Note on Relevant Authority on the LSAT
The speaker is a “climatologist” instead of a “politician” or an “environmentalist”. The LSAT has previously used relevant expertise to allow an author to speak from authority. The issue isn’t strictly relevant to answering this question, but make sure you note who’s speaking on LR questions.
This is a strengthen question, which usually indicates a flawed argument. But given the authority of the speaker, this may actually be a good argument. The fact that the speaker is a climatologist certainly makes the argument more compelling than it otherwise would be. We can assume a climatologist has relevant expertise and is correct when they say that winter temperatures will rise in the rockies, and that more precipitation will fall as rain.
We can also believe the speaker when they say this means that the mountain snowpack will probably melt earlier, and cause flooding, etc. So why does this argument need strengthening at all? Because it says “probably”. Probably is a weak statement – it indicates the climatologist isn’t certain in their conclusion. Supporting evidence is always useful for a probabilistic conclusion, no matter the authority of the speaker.

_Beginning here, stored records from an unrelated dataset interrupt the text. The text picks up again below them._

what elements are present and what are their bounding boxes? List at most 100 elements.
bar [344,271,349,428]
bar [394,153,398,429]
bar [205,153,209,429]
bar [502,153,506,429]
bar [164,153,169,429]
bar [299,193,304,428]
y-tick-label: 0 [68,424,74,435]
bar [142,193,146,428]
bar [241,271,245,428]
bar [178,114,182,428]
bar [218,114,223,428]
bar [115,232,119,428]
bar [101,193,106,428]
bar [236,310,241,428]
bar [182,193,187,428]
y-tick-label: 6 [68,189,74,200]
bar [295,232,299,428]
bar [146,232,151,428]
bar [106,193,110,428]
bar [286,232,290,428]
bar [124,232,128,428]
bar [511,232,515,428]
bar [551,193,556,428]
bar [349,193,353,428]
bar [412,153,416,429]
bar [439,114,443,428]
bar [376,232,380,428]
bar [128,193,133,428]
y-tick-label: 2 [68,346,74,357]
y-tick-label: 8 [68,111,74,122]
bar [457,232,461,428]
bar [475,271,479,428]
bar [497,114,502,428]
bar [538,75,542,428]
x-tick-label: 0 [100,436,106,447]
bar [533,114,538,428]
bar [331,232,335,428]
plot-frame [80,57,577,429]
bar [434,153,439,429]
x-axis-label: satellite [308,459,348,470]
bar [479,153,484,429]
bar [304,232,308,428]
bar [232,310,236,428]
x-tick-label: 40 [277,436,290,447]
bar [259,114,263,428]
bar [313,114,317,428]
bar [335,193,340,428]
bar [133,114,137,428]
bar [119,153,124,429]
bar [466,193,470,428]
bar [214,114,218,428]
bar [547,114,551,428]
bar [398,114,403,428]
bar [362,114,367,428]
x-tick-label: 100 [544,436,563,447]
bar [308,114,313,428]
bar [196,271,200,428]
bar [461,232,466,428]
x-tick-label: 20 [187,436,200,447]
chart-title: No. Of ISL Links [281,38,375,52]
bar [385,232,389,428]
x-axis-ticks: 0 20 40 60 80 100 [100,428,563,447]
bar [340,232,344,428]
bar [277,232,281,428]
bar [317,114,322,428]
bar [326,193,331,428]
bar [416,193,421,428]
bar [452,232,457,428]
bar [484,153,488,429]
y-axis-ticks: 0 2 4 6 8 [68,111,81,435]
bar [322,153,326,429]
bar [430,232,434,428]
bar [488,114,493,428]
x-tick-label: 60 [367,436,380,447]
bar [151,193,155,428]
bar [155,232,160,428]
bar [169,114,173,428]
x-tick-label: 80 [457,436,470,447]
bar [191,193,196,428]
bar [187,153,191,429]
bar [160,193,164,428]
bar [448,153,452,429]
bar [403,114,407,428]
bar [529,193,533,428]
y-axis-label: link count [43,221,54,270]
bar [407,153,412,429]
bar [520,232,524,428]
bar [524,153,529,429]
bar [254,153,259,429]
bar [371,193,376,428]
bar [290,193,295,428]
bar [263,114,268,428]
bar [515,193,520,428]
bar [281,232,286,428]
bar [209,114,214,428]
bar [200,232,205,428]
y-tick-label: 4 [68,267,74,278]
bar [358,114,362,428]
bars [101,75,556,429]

A second anecdote to demonstrate that the identity of a speaker can be relevant: I once challenged question 25, section 3 of LSAT Preptest 64. I received a thorough reply, which included this quote “In the context of journalism, it is a reasonable application of the “principle of charity” in argument interpretation to presume that the information provided by the journalist constitutes a relatively complete picture of the relevant facts.” In other words, the fact that the speaker was a journalist had a small role to play in the question.
It’s possible to overthink these things. I got question 25, section 3 of LSAT Preptest 64 right, very fast. The answer was obvious. It was only when a student questioned me that I noticed a potential flaw. In 99.9% of cases you’ll never need to consider relevant expertise. But know that the speaker’s identity is explicitly part of LSAT questions.